Der Leiter der Chinesischen Abteilung bei AsstrA betont auch, dass Schnellzüge keine Lösung für alle seien. Diese Dienstleistung ist teurer als der Seetransport, aber billiger als Lufttransporte - ideal für Kunden, die sich keine Ausfallzeiten oder lange Lieferzeiten leisten können.
In letzter Zeit agiert China kontinuierlich als logistischer Vorreiter. Die Schaffung einer neuen LKW-Route von China nach Russland wurde ebenfalls global wahrgenommen. Dieser Schritt geht mit der Umsetzung der lang geplanten Entscheidung Chinas, das TIR-Übereinkommen zu ratifizieren und der IRU-Organisation beizutreten, einher.
„Der Beitritt der Volksrepublik China zum TIR-Übereinkommen gab ausländischen Transportunternehmen die Möglichkeit, Waren innerhalb Chinas zu liefern und die Möglichkeit eines Transits zu erhalten. Bisher wurden die Waren in die Grenzlager geliefert und anschließend von chinesischen Spediteuren weiter transportiert. Dadurch haben chinesische Transportunternehmen auch Zugang zu ausländischen Märkten erhalten - erklärt Andrzej Iwanow-Kołakowski, Regionaldirektor von AssstrA für die EU-Region. Das Hauptziel dieser Route ist die Optimierung der Liefermöglichkeiten von und nach China. Der neue Korridor ermöglicht es, die Transportzeit zu verkürzen, Kosten zu sparen und den Tür-zur-Tür-Lieferdienst auf der Straße zu entwickeln. Darüber hinaus ist der neueste Korridor auch ein Schritt nach vorne bei der Entwicklung der Neuen Seidenstraße”.
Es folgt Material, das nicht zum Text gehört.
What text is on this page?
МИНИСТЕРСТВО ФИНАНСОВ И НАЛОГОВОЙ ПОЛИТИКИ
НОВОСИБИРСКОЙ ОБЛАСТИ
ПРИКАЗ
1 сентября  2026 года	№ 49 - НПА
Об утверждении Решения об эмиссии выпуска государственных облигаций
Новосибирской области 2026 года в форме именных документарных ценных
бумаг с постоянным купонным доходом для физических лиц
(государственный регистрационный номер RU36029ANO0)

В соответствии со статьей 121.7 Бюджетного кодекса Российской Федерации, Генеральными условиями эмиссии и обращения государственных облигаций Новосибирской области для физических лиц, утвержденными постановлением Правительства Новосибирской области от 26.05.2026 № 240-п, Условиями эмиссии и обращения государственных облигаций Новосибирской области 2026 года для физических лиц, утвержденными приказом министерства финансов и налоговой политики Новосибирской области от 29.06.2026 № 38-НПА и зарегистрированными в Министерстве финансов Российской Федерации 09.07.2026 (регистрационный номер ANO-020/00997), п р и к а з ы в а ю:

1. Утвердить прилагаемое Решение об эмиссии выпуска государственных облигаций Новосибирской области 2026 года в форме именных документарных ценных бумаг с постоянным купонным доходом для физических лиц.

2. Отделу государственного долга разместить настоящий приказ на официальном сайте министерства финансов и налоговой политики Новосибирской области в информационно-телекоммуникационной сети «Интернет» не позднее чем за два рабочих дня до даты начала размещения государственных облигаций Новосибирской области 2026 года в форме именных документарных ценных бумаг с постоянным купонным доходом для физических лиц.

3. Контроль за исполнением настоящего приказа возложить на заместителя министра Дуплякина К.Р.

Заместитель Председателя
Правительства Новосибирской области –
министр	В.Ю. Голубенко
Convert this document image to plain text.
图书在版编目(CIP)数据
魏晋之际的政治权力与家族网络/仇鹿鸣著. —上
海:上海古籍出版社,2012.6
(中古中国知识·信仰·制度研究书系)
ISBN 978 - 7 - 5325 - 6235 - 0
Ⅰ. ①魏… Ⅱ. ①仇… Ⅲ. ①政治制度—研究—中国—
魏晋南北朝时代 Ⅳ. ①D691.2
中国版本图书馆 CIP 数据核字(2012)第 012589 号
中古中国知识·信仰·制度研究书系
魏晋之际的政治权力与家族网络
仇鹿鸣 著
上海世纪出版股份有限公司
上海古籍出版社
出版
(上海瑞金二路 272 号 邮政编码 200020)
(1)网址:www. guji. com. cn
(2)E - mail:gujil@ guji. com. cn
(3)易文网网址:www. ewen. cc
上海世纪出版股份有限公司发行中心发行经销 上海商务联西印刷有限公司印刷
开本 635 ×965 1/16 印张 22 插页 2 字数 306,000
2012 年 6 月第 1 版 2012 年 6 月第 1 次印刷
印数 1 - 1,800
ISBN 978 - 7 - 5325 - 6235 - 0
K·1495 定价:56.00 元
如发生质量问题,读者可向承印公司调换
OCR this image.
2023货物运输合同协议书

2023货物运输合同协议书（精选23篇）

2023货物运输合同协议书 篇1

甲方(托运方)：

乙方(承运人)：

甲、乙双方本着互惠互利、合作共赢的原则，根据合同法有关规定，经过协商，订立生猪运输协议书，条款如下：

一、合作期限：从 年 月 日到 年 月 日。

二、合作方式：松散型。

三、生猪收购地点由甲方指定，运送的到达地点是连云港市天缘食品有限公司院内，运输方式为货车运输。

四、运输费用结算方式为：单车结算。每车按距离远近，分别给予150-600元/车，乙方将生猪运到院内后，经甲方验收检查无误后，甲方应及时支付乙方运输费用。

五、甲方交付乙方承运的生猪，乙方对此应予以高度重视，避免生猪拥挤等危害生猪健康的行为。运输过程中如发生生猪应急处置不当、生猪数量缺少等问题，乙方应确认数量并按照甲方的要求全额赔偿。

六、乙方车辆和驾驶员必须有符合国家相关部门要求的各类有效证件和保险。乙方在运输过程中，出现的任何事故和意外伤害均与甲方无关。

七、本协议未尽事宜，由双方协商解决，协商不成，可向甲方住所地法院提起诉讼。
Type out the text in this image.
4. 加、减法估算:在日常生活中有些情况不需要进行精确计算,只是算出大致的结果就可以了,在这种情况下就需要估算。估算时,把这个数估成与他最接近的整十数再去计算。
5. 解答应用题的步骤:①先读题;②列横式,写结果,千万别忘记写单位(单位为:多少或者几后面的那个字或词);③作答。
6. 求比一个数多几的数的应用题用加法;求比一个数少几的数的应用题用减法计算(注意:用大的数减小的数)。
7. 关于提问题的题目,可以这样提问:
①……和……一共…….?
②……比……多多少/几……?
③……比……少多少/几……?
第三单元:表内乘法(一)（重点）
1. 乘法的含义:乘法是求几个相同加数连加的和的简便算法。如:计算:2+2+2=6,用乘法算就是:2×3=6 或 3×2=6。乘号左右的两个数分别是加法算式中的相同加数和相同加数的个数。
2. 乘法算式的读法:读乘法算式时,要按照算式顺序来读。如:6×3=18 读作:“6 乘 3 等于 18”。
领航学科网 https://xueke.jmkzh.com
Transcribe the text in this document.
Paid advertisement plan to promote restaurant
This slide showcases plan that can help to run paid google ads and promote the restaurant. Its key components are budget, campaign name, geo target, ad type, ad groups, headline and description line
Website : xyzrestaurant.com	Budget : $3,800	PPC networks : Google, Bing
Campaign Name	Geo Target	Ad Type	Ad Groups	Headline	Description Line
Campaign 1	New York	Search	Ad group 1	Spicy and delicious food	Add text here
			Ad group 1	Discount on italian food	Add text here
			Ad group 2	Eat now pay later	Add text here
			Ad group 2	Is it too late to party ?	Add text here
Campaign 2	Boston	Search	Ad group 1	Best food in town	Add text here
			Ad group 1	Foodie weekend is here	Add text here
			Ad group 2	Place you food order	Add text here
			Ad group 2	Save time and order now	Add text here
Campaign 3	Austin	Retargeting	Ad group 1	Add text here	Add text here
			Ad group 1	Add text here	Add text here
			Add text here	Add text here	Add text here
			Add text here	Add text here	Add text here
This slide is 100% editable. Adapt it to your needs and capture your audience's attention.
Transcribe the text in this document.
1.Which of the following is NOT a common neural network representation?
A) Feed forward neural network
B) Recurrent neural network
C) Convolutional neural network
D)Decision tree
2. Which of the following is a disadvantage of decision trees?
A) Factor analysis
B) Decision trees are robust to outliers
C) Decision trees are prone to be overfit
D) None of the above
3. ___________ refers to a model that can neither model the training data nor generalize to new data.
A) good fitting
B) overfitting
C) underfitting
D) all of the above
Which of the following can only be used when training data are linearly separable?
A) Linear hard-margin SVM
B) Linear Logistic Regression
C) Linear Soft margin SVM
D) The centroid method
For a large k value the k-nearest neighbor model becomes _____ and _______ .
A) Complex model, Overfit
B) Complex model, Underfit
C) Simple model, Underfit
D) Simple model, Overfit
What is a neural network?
Das Projekt „One Belt, One Road“, das vom Reich der Mitte initiiert wurde, hat einen positiven Einfluss auf die Attraktivität des chinesischen Exportangebots und macht es dadurch noch billiger und vertieft (das ohnehin sichtbare) Ungleichgewicht im weltweiten Güterhandel. Bedeutet dies, dass das Schicksal der globalen Logistikbranche in den Händen Chinas liegt?